Data saya ambil untuk tahun 2013 – yaitu data full year terbaru yang ada saat tulisan ini dibuat, dibandingkan dengan data sepuluh tahun sebelumnya. Hasilnya kemudian saya sajikan dalam bentuk table berikut.


Import Beberapa Bahan Pangan, diolah dari data BPS

Yang saya beri tanda merah adalah kategori red alert – yaitu peringatan darurat yang terkait dengan peningkatan kwantitas komoditi yang di impor atau kenaikan harga yang melebihi inflasi rata-rata kita.

Untuk kwantitas pembandingnya adalah pertumbuhan jumlah penduduk kita. Dengan jumlah penduduk kita 216 juta orang (2004) dan 244 juta (2013) atau mengalami pertumbuhan rata-rata 1.25% per tahun, maka seandainya pertumbuhan komoditi yang diimpor itu seiring dengan pertumbuhan penduduk – maka selama sepuluh tahun ini harusnya tidak bertambah lebih dari 13% secara kumulatif.

Untuk kenaikan harga, dengan asumsi inflasi rata-rata 6 % dalam Rupiah , mestinya kenaikan harga secara kumulatif 10 tahun terakhir tidak lebih dari 79%.  Dalam Dollar mestinya lebih rendah lagi dari ini karena tingkat inflasi Dollar yang lebih rendah dari Rupiah.

Dengan dua kriteria tersebut, kita lihat di table, hampir secara keseluruhan kwantitas dan harga mengalami kenaikan melebihi tingkat pertumbuhan penduduk maupun angka kumulatif inflasi sepuluh tahun terakhir.

Hanya beras yang mengalami penurunan impor, ini sangat bisa jadi karena persepsi kita selama ini tentang swasembada pangan – ya swasembada beras tolok ukurnya – sehingga ya hanya beras ini yang dikejar. Padahal bisa kita lihat penghematan devisa dari penurunan impor beras itu sangat kecil bila dibandingkan dengan kenaikan impor bahan pangan lainnya.

Kemudian impor daging – yang karena high profile – juga nampak menurun, tetapi ini hanya karena pindah dari impor daging ke impor sapi hidup yang jumlahnya malah jauh lebih besar dibandingkan dengan penurunan impor daging.

Impor sayur dan buah-buahan juga tumbuh sangat tinggi meskipun kenaikan harganya masih lebih rendah dari inflasi rata-rata kita. Bisa jadi karena buah dan sayur impor ini relatif murah sehingga pasar kita dibanjiri oleh sayur dan buah impor.

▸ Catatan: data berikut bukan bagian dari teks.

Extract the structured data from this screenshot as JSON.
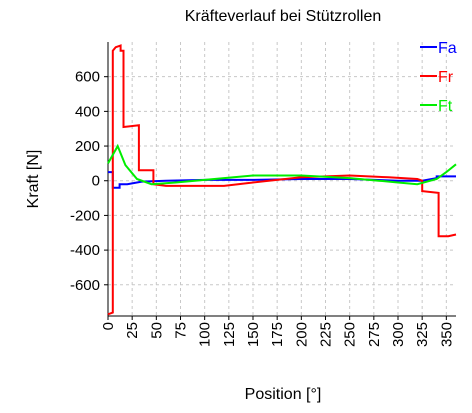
{
  "chart_data": {
    "type": "line",
    "title": "Kräfteverlauf bei Stützrollen",
    "xlabel": "Position [°]",
    "ylabel": "Kraft [N]",
    "xlim": [
      0,
      360
    ],
    "ylim": [
      -780,
      800
    ],
    "x_ticks": [
      0,
      25,
      50,
      75,
      100,
      125,
      150,
      175,
      200,
      225,
      250,
      275,
      300,
      325,
      350
    ],
    "y_ticks": [
      -600,
      -400,
      -200,
      0,
      200,
      400,
      600
    ],
    "grid": true,
    "legend_position": "top-right",
    "series": [
      {
        "name": "Fa",
        "color": "#0000ff",
        "x": [
          0,
          5,
          5,
          12,
          12,
          20,
          35,
          60,
          100,
          150,
          200,
          250,
          300,
          325,
          340,
          340,
          350,
          360
        ],
        "y": [
          50,
          50,
          -40,
          -40,
          -20,
          -20,
          -5,
          0,
          5,
          5,
          10,
          10,
          0,
          0,
          15,
          25,
          25,
          25
        ]
      },
      {
        "name": "Fr",
        "color": "#ff0000",
        "x": [
          0,
          5,
          5,
          8,
          13,
          13,
          16,
          16,
          32,
          32,
          47,
          47,
          60,
          80,
          120,
          150,
          200,
          250,
          290,
          320,
          325,
          325,
          342,
          342,
          352,
          360
        ],
        "y": [
          -770,
          -760,
          750,
          770,
          780,
          750,
          750,
          310,
          320,
          60,
          60,
          -20,
          -30,
          -30,
          -30,
          -10,
          20,
          30,
          20,
          10,
          0,
          -60,
          -70,
          -320,
          -320,
          -310
        ]
      },
      {
        "name": "Ft",
        "color": "#00ee00",
        "x": [
          0,
          10,
          18,
          30,
          45,
          70,
          100,
          150,
          200,
          250,
          280,
          300,
          320,
          340,
          350,
          360
        ],
        "y": [
          100,
          200,
          90,
          10,
          -20,
          -10,
          5,
          30,
          30,
          15,
          0,
          -10,
          -20,
          10,
          50,
          95
        ]
      }
    ]
  }
}
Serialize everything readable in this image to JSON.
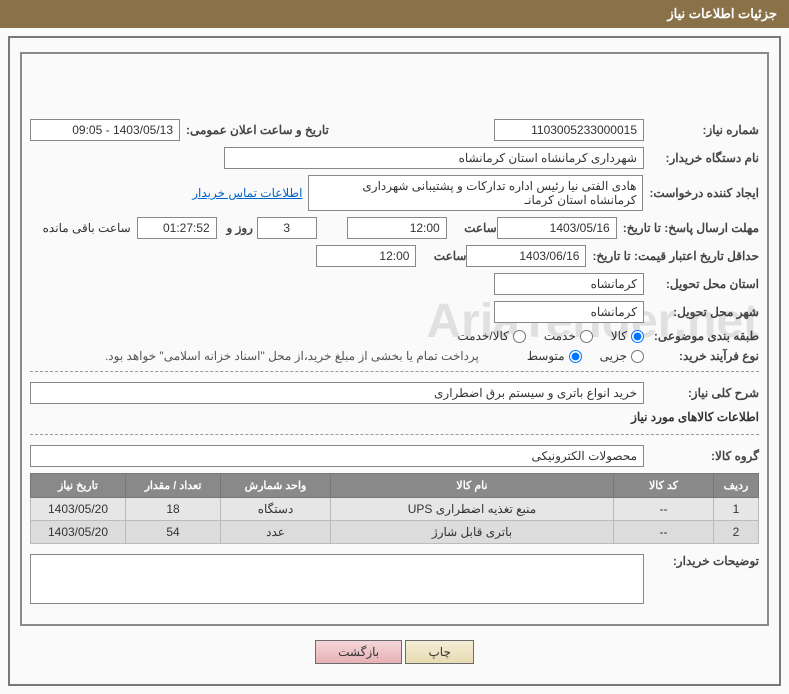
{
  "title": "جزئیات اطلاعات نیاز",
  "labels": {
    "need_no": "شماره نیاز:",
    "announce": "تاریخ و ساعت اعلان عمومی:",
    "buyer_org": "نام دستگاه خریدار:",
    "requester": "ایجاد کننده درخواست:",
    "contact_link": "اطلاعات تماس خریدار",
    "reply_deadline": "مهلت ارسال پاسخ: تا تاریخ:",
    "time_lbl": "ساعت",
    "days_and": "روز و",
    "remaining": "ساعت باقی مانده",
    "price_valid": "حداقل تاریخ اعتبار قیمت: تا تاریخ:",
    "deliver_prov": "استان محل تحویل:",
    "deliver_city": "شهر محل تحویل:",
    "category": "طبقه بندی موضوعی:",
    "buy_type": "نوع فرآیند خرید:",
    "pay_note": "پرداخت تمام یا بخشی از مبلغ خرید،از محل \"اسناد خزانه اسلامی\" خواهد بود.",
    "need_desc": "شرح کلی نیاز:",
    "items_head": "اطلاعات کالاهای مورد نیاز",
    "group": "گروه کالا:",
    "buyer_notes": "توضیحات خریدار:"
  },
  "fields": {
    "need_no": "1103005233000015",
    "announce": "1403/05/13 - 09:05",
    "buyer_org": "شهرداری کرمانشاه استان کرمانشاه",
    "requester": "هادی الفتی نیا رئیس اداره تدارکات و پشتیبانی شهرداری کرمانشاه استان کرمانـ",
    "reply_date": "1403/05/16",
    "reply_time": "12:00",
    "days_left": "3",
    "remain_time": "01:27:52",
    "price_date": "1403/06/16",
    "price_time": "12:00",
    "province": "کرمانشاه",
    "city": "کرمانشاه",
    "need_desc": "خرید انواع باتری و سیستم برق اضطراری",
    "group": "محصولات الکترونیکی"
  },
  "radios": {
    "cat": [
      "کالا",
      "خدمت",
      "کالا/خدمت"
    ],
    "buy": [
      "جزیی",
      "متوسط"
    ]
  },
  "table": {
    "headers": [
      "ردیف",
      "کد کالا",
      "نام کالا",
      "واحد شمارش",
      "تعداد / مقدار",
      "تاریخ نیاز"
    ],
    "rows": [
      [
        "1",
        "--",
        "منبع تغذیه اضطراری UPS",
        "دستگاه",
        "18",
        "1403/05/20"
      ],
      [
        "2",
        "--",
        "باتری قابل شارژ",
        "عدد",
        "54",
        "1403/05/20"
      ]
    ]
  },
  "buttons": {
    "print": "چاپ",
    "back": "بازگشت"
  },
  "watermark": "AriaTender.net"
}
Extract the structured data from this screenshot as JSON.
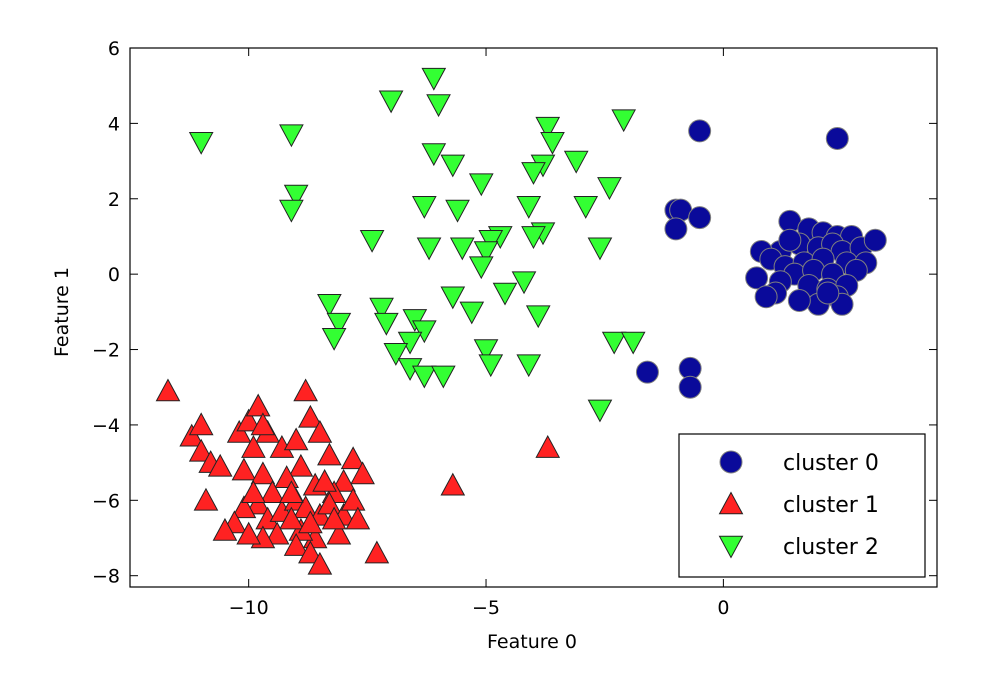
{
  "chart_data": {
    "type": "scatter",
    "title": "",
    "xlabel": "Feature 0",
    "ylabel": "Feature 1",
    "xlim": [
      -12.5,
      4.5
    ],
    "ylim": [
      -8.3,
      6
    ],
    "xticks": [
      -10,
      -5,
      0
    ],
    "yticks": [
      6,
      4,
      2,
      0,
      -2,
      -4,
      -6,
      -8
    ],
    "xtick_labels": [
      "−10",
      "−5",
      "0"
    ],
    "ytick_labels": [
      "6",
      "4",
      "2",
      "0",
      "−2",
      "−4",
      "−6",
      "−8"
    ],
    "grid": false,
    "legend_position": "bottom-right",
    "series": [
      {
        "name": "cluster 0",
        "marker": "circle",
        "color": "#0a0a9a",
        "points": [
          [
            -0.5,
            3.8
          ],
          [
            2.4,
            3.6
          ],
          [
            -1.0,
            1.7
          ],
          [
            -0.9,
            1.7
          ],
          [
            -1.0,
            1.2
          ],
          [
            -0.5,
            1.5
          ],
          [
            -1.6,
            -2.6
          ],
          [
            -0.7,
            -2.5
          ],
          [
            -0.7,
            -3.0
          ],
          [
            1.4,
            1.4
          ],
          [
            1.8,
            1.2
          ],
          [
            2.1,
            1.1
          ],
          [
            2.4,
            1.0
          ],
          [
            2.7,
            1.0
          ],
          [
            1.2,
            0.6
          ],
          [
            1.6,
            0.8
          ],
          [
            2.0,
            0.7
          ],
          [
            2.3,
            0.8
          ],
          [
            2.5,
            0.6
          ],
          [
            2.9,
            0.7
          ],
          [
            3.2,
            0.9
          ],
          [
            0.8,
            0.6
          ],
          [
            1.0,
            0.4
          ],
          [
            1.3,
            0.2
          ],
          [
            1.7,
            0.3
          ],
          [
            2.1,
            0.4
          ],
          [
            2.6,
            0.3
          ],
          [
            3.0,
            0.3
          ],
          [
            1.5,
            0.0
          ],
          [
            1.9,
            0.1
          ],
          [
            2.3,
            0.0
          ],
          [
            2.8,
            0.1
          ],
          [
            0.7,
            -0.1
          ],
          [
            1.2,
            -0.2
          ],
          [
            1.8,
            -0.3
          ],
          [
            2.2,
            -0.4
          ],
          [
            2.6,
            -0.3
          ],
          [
            1.1,
            -0.5
          ],
          [
            0.9,
            -0.6
          ],
          [
            2.4,
            -0.6
          ],
          [
            2.0,
            -0.8
          ],
          [
            2.5,
            -0.8
          ],
          [
            1.6,
            -0.7
          ],
          [
            2.2,
            -0.5
          ],
          [
            1.4,
            0.9
          ]
        ]
      },
      {
        "name": "cluster 1",
        "marker": "triangle-up",
        "color": "#ff2222",
        "points": [
          [
            -11.7,
            -3.1
          ],
          [
            -8.8,
            -3.1
          ],
          [
            -11.2,
            -4.3
          ],
          [
            -11.0,
            -4.0
          ],
          [
            -11.0,
            -4.7
          ],
          [
            -10.8,
            -5.0
          ],
          [
            -10.6,
            -5.1
          ],
          [
            -10.9,
            -6.0
          ],
          [
            -10.2,
            -4.2
          ],
          [
            -10.0,
            -3.9
          ],
          [
            -9.8,
            -3.5
          ],
          [
            -9.6,
            -4.2
          ],
          [
            -9.9,
            -4.6
          ],
          [
            -10.1,
            -5.2
          ],
          [
            -9.7,
            -5.3
          ],
          [
            -9.3,
            -4.6
          ],
          [
            -9.0,
            -4.4
          ],
          [
            -8.7,
            -3.8
          ],
          [
            -8.5,
            -4.2
          ],
          [
            -8.3,
            -4.8
          ],
          [
            -7.8,
            -4.9
          ],
          [
            -7.6,
            -5.3
          ],
          [
            -8.0,
            -5.5
          ],
          [
            -8.2,
            -5.8
          ],
          [
            -8.6,
            -5.6
          ],
          [
            -8.9,
            -5.1
          ],
          [
            -9.2,
            -5.4
          ],
          [
            -9.5,
            -5.8
          ],
          [
            -9.8,
            -6.1
          ],
          [
            -10.1,
            -6.2
          ],
          [
            -10.3,
            -6.6
          ],
          [
            -10.5,
            -6.8
          ],
          [
            -9.6,
            -6.5
          ],
          [
            -9.3,
            -6.3
          ],
          [
            -9.0,
            -6.0
          ],
          [
            -8.8,
            -6.2
          ],
          [
            -8.5,
            -6.4
          ],
          [
            -8.3,
            -6.1
          ],
          [
            -8.0,
            -6.4
          ],
          [
            -7.8,
            -6.0
          ],
          [
            -7.7,
            -6.5
          ],
          [
            -8.1,
            -6.9
          ],
          [
            -8.6,
            -7.0
          ],
          [
            -8.9,
            -6.8
          ],
          [
            -9.1,
            -6.5
          ],
          [
            -9.4,
            -6.9
          ],
          [
            -9.7,
            -7.0
          ],
          [
            -10.0,
            -6.9
          ],
          [
            -9.0,
            -7.2
          ],
          [
            -8.7,
            -7.4
          ],
          [
            -8.5,
            -7.7
          ],
          [
            -7.3,
            -7.4
          ],
          [
            -9.7,
            -4.0
          ],
          [
            -9.1,
            -5.8
          ],
          [
            -8.4,
            -5.5
          ],
          [
            -5.7,
            -5.6
          ],
          [
            -3.7,
            -4.6
          ],
          [
            -9.9,
            -5.8
          ],
          [
            -8.7,
            -6.6
          ],
          [
            -8.2,
            -6.5
          ]
        ]
      },
      {
        "name": "cluster 2",
        "marker": "triangle-down",
        "color": "#33ff33",
        "points": [
          [
            -6.1,
            5.2
          ],
          [
            -6.0,
            4.5
          ],
          [
            -7.0,
            4.6
          ],
          [
            -11.0,
            3.5
          ],
          [
            -9.1,
            3.7
          ],
          [
            -9.0,
            2.1
          ],
          [
            -9.1,
            1.7
          ],
          [
            -6.1,
            3.2
          ],
          [
            -5.7,
            2.9
          ],
          [
            -5.1,
            2.4
          ],
          [
            -3.7,
            3.9
          ],
          [
            -3.6,
            3.5
          ],
          [
            -3.8,
            2.9
          ],
          [
            -3.1,
            3.0
          ],
          [
            -4.0,
            2.7
          ],
          [
            -2.1,
            4.1
          ],
          [
            -2.4,
            2.3
          ],
          [
            -2.9,
            1.8
          ],
          [
            -3.8,
            1.1
          ],
          [
            -4.1,
            1.8
          ],
          [
            -4.0,
            1.0
          ],
          [
            -6.3,
            1.8
          ],
          [
            -5.6,
            1.7
          ],
          [
            -4.7,
            1.0
          ],
          [
            -4.9,
            0.9
          ],
          [
            -5.0,
            0.6
          ],
          [
            -5.1,
            0.2
          ],
          [
            -5.5,
            0.7
          ],
          [
            -6.2,
            0.7
          ],
          [
            -7.4,
            0.9
          ],
          [
            -2.6,
            0.7
          ],
          [
            -4.2,
            -0.2
          ],
          [
            -4.6,
            -0.5
          ],
          [
            -5.7,
            -0.6
          ],
          [
            -8.3,
            -0.8
          ],
          [
            -8.1,
            -1.3
          ],
          [
            -8.2,
            -1.7
          ],
          [
            -7.2,
            -0.9
          ],
          [
            -7.1,
            -1.3
          ],
          [
            -6.5,
            -1.2
          ],
          [
            -6.3,
            -1.5
          ],
          [
            -6.6,
            -1.8
          ],
          [
            -6.9,
            -2.1
          ],
          [
            -6.6,
            -2.5
          ],
          [
            -6.3,
            -2.7
          ],
          [
            -5.9,
            -2.7
          ],
          [
            -5.0,
            -2.0
          ],
          [
            -4.9,
            -2.4
          ],
          [
            -4.1,
            -2.4
          ],
          [
            -2.3,
            -1.8
          ],
          [
            -1.9,
            -1.8
          ],
          [
            -2.6,
            -3.6
          ],
          [
            -3.9,
            -1.1
          ],
          [
            -5.3,
            -1.0
          ]
        ]
      }
    ]
  }
}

Yang menarik adalah impor jagung, yang naik menjadi lebih dari dua kali lipat sepanjang sepuluh tahun terakhir. Bila kenaikan kebutuhan gandum, daging sapi, sayur dan buah melebihi jumlah pertumbuhan penduduk – ini karena dengan semakin makmur manusia lebih banyak membutuhkan makanan yang lebih enak dan berkwalitas – tetapi apakah rata-rata  kita juga makan jagung lebih banyak ?

Kemungkinan besarnya ini karena jagung dibutuhkan untuk memberi makan ternak kita khususnya ayam. Ketika kebutuhan daging ayam dan telur dalam negeri meningkat, maka jumlah kebutuhan jagung juga ikut meningkat.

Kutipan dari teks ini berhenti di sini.